Mars One, no two ways about it, is a gutsy project. Four astronauts will go to Mars. They will not come back. Others will go, after a couple of years. The population of Mars will slowly grow. Maybe after a decade or two, if technology advances, some of them will be able to come back. If they want.
But, they’ll go up with the idea in mind that they are never coming back. That they will live out the rest of their lives in an entirely artificial environment on a hostile planet. They will live in extremely close quarters with a very small group of people, and any trip outdoors will require a spacesuit.
There is no shortage of volunteers. There were thousands of applicants for the job. Some people seem surprised about that.

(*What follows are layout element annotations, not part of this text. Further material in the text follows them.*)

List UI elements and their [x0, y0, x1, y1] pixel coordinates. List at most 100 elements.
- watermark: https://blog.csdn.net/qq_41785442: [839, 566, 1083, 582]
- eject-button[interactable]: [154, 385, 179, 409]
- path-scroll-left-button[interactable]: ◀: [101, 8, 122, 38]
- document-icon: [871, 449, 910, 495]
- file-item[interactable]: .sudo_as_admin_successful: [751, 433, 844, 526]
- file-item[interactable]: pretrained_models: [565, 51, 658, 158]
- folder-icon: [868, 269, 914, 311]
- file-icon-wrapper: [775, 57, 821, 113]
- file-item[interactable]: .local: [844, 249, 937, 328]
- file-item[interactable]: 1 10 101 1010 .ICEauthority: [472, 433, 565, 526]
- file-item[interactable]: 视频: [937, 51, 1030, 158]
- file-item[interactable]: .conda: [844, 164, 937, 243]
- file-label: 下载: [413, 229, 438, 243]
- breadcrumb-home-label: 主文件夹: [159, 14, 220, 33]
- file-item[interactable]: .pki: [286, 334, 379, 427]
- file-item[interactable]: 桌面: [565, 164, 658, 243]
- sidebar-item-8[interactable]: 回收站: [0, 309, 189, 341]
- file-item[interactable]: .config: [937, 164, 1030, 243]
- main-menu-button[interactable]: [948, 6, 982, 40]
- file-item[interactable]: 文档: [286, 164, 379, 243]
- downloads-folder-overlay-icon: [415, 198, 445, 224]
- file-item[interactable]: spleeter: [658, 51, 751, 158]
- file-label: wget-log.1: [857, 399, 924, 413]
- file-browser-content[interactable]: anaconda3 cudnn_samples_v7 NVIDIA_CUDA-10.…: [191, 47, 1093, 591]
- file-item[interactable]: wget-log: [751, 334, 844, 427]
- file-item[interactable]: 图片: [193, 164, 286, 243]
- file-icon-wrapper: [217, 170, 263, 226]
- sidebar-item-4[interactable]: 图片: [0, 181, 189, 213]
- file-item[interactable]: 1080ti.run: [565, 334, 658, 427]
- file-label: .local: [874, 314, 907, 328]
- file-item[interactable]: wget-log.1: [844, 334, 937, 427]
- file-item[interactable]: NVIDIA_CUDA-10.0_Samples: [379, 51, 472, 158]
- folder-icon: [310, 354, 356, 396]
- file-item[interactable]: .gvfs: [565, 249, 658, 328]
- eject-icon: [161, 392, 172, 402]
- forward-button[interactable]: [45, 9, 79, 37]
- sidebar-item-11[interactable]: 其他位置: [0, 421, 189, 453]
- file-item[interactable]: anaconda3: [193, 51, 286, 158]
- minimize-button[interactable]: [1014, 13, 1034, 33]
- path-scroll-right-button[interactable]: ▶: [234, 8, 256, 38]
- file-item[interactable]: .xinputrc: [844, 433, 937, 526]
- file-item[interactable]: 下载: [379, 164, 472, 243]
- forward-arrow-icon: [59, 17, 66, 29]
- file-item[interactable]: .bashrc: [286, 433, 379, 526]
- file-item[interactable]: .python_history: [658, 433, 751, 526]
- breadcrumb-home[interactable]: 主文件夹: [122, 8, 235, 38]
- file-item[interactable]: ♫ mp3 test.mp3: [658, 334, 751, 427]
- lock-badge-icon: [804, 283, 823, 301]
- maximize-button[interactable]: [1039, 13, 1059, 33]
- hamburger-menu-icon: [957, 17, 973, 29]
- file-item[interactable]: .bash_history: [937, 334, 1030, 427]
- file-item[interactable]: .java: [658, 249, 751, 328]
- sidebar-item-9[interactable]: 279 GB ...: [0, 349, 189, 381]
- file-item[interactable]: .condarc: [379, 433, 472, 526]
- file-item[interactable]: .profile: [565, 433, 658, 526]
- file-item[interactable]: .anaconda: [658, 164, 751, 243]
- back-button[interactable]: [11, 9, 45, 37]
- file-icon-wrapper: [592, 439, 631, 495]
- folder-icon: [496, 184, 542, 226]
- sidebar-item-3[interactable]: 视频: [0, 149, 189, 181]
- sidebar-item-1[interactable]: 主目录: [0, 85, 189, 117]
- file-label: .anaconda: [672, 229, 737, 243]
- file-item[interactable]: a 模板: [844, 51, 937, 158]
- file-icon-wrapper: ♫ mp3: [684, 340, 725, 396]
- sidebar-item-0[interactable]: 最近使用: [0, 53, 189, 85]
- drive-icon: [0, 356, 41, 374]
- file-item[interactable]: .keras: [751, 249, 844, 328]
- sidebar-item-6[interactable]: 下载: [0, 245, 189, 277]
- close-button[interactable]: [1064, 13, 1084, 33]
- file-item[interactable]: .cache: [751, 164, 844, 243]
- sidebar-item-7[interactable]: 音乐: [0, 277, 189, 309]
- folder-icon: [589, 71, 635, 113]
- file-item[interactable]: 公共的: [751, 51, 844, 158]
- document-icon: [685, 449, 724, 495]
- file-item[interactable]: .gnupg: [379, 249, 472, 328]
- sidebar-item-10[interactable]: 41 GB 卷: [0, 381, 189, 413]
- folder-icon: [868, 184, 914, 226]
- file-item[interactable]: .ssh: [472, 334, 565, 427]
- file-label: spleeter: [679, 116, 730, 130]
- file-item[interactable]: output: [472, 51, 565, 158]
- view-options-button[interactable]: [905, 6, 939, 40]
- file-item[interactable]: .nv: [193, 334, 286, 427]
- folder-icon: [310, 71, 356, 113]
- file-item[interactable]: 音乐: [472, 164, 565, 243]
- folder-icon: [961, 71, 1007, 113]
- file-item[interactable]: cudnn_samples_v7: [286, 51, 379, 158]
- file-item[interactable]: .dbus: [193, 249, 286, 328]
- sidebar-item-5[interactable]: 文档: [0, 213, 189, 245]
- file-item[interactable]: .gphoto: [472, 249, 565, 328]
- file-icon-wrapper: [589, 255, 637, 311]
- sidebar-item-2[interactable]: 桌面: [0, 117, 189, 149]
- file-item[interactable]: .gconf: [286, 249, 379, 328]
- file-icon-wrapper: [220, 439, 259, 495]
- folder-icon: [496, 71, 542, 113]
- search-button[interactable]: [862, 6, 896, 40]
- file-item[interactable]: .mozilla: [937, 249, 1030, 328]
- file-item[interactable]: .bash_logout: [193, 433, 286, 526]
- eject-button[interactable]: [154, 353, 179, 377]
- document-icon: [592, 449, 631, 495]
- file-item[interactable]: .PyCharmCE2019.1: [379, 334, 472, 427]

It shouldn’t be surprising. In a world of 7 billion people, no more than a small handful will do anything with their lives that really makes a difference. Yet, that is one of the great cravings of mankind; to do something special, to be the first at something, to make a mark, to actually change the future of mankind, to boldly go where no man has gone before.
Who has the chance to do that any more in this world? No more than a handful of scientists will make great and memorable discoveries. Out of the millions and millions of writers who are writing, less than a dozen will be remembered at all 100 years from now, and yet writers write, painters paint, inventors invent, and explorers explore, but we’ve run out of new places for the explorers unless they go off planet.
We are like little sperm cells, swimming upstream, blindly obsessed like salmon, but only one will pierce the egg. These lucky few astronauts are the envy of the human race. They are the future, about to be born.